Since my last article on practical safety measures for the 2019-nCoV outbreak, I’ve had further discussions with friends in retail operations, and we realized that there’s some misconceptions about the control measures we’re seeing in the news from Wuhan – so I thought it may help to highlight some of the misunderstandings.
A common misconception is that the measures we see in Wuhan, including compulsory use of masks, stopping public transport and encouraging people to stay at home, are to protect individuals from infection. While public health is certainly the overall aim, the immediate objective is to reduce the ‘R0’ – which is the expected number of secondary cases caused by an infected person. If the public health professionals can reduce the RO to less than 1.0, then the epidemic will subside.

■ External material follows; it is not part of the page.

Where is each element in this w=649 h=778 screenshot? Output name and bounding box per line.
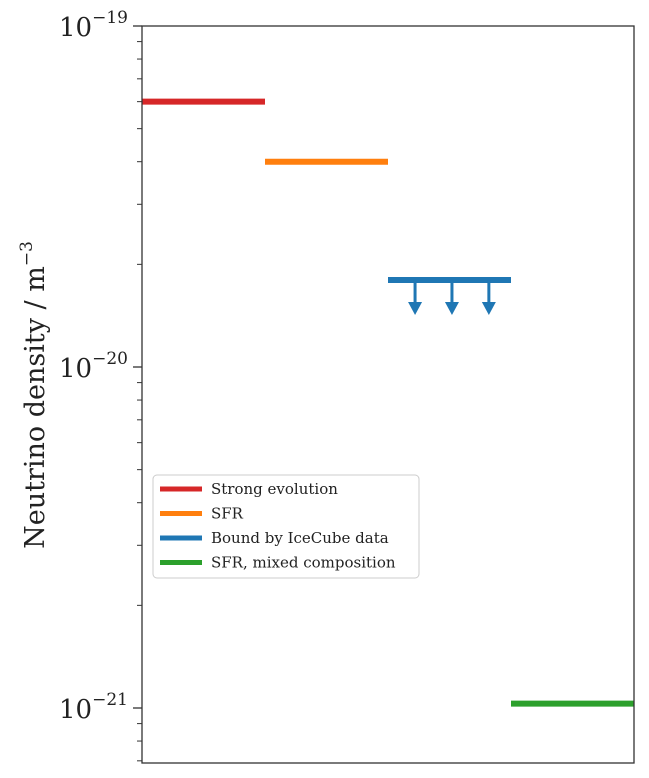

This normally involves the use of three main tools:
- Social distancing – preventing large gatherings, closing malls, encouraging people to stay at home
- Limiting movement – suspending public transport, closing roads
- Reducing the chance of infected people passing on the virus – quarantine, sanitizing, requiring people to wear masks
At first these measures look similar to the controls we’re implementing in our operations, but the public health officials are laser focused on protecting the community by reducing the R0, whereas we are looking at protecting individuls – our staff and customers. We obviously need to support the public measures and follow local instructions, but it can be useful to understand that we have a different perpective. This difference in focus is most marked when we consider the use of surgical masks.
In the medical profession, paper surgical masks are to protect patients from possible infection by the medical staff. Sugeons wear surgical masks to avoid contaminating any open wounds during surgery – the aim is to absorb any respiratory droplet infections from the surgean’s mouth. If medical staff are treating a patient with a known respiratory infection, they will use high efficiency ‘hepa’ filter equipped ‘gasmasks’ and goggles, not a loose fitting paper mask.
So when planning our control measures, we need to remember that surgical masks are to help prevent infected people from passing on the infection to healthy people, and not to protect healthy people from infected people. In practice the primary way to enable people to protect themselves are regular handwashing, not touching mouth and eyes and avoiding crowded areas, and the ways we can help to protect our people is providing accurate information and by giving them the equipment, chemicals, training and time for regular sanitizing. Masks also play their part – but it helps to understand their limitations.